Maggie stared at me for a long moment as the point got home to her. Mad and disgusted, she pulled in one side of her mouth. “You telling us you’d pack up and git?”

“That’s what I’d have to do, Mrs. Carew.”

“You’re bluffing,” Mr. Vaughn said.

“No I’m not. You told me yourself—the law is the law.”

He was so mad I was afraid he might smack me or something. “You dirty little snotnose,” he snarled. “How dare you give us an ultimatum!”

“Simmer down, Arnold,” Maggie said.

“Like hell I will.” Even the veins on his goiter were standing out. “I never heard of anything like this in my life!”

“Will somebody please tell me what’s going on?” Angela yelled.

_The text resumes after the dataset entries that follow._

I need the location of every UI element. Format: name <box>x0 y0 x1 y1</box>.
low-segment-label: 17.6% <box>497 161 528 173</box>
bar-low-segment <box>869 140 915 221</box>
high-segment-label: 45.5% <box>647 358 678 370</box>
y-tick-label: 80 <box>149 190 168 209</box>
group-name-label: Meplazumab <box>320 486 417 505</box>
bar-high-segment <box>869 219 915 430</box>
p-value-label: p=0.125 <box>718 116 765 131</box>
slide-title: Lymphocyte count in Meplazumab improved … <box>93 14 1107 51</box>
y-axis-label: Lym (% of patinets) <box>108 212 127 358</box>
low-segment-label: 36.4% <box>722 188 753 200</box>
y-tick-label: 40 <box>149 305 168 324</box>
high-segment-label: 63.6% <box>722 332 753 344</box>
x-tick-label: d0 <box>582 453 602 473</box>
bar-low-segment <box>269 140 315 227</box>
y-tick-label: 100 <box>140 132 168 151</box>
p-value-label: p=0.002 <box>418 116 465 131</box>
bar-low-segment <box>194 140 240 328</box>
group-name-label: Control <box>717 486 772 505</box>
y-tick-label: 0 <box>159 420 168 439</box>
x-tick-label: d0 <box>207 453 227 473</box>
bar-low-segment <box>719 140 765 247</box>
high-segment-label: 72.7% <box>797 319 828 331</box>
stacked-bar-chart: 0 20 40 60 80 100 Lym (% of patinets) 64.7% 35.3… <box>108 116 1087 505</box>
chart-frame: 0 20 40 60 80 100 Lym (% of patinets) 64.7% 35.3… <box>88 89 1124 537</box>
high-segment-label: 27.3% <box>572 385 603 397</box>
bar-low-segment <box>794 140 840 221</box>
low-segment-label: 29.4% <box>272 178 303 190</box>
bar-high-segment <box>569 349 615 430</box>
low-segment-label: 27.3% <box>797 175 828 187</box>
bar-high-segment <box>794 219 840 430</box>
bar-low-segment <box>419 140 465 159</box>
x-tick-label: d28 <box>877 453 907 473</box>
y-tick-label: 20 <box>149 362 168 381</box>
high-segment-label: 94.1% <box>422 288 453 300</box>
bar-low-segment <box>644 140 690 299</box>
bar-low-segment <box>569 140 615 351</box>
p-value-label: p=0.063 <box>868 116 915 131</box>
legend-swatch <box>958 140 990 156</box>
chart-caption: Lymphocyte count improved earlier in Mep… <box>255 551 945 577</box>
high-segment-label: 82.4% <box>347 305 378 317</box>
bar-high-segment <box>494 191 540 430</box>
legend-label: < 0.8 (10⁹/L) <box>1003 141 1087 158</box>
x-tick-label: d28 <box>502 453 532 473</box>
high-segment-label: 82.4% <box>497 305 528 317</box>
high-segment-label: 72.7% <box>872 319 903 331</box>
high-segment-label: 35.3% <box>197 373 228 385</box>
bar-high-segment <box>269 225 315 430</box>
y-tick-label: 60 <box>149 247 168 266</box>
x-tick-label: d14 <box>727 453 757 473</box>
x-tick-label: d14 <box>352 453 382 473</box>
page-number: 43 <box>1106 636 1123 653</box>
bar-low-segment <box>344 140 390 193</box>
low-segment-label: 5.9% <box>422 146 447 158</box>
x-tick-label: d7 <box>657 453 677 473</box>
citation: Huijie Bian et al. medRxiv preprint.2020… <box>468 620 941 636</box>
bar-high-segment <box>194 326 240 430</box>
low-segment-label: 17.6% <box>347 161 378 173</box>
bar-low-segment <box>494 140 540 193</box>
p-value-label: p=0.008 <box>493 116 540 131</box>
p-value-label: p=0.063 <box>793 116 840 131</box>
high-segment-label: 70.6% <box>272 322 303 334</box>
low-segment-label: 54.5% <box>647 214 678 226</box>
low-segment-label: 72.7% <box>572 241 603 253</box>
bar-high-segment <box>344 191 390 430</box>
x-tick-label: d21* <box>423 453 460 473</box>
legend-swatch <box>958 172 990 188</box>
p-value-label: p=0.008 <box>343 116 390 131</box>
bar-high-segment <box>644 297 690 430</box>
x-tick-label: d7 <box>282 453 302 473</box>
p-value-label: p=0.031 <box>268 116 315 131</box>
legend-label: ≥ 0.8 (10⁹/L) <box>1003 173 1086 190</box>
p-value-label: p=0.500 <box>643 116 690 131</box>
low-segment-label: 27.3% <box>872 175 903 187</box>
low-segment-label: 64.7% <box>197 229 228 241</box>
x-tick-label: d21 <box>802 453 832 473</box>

“We’re being blackmailed, that’s what’s going on,” Mr. Vaughn said. “We’ve got a second Catherine Winters
here—another Indian lover. I heard you’re part siwash,” he said to me, “now I believe it. For my part you can just pack up and get the hell out of here right now. As far as I’m concerned this meeting is adjourned.” He walked out without saying another word.

Angela had her arms crossed in front of her. She didn’t say anything, but her expression spoke worlds. It was pure hate.

“Angela, you go on back to the roadhouse,” Maggie said. “I’ll be there in a few minutes.”

When she was gone Maggie said, “You’re expectin’ to teach in Eagle next year I take it.”

“Yes.”

“If I was you I wouldn’t—not if you keep that little half-breed in the class. They got a school board there too. If they don’t want you they don’t have to take you. They’re not gorma like it when they hear about this.”

“There’s not much I can do about that.”

She got up. “You got gall, I’ll say that much for ya—more gall than a Government mule. You’re a good kid and I like ya, but I’m gonna tell ya something and I’ll tell ya right to your face—don’t go too far or you won’t be teachin’ in Eagle or anywhere else in Alaska next year. People are goin’ to be writin’ to the Commissioner about this, more people than you think. You’re a little too interested in siwashes for your own good.”

“I don’t want any trouble, Mrs. Carew, but that little boy is entitled to—”

“Never mind what he’s entitled to. Maybe you don’t want trouble, but you got a peck of it right now.”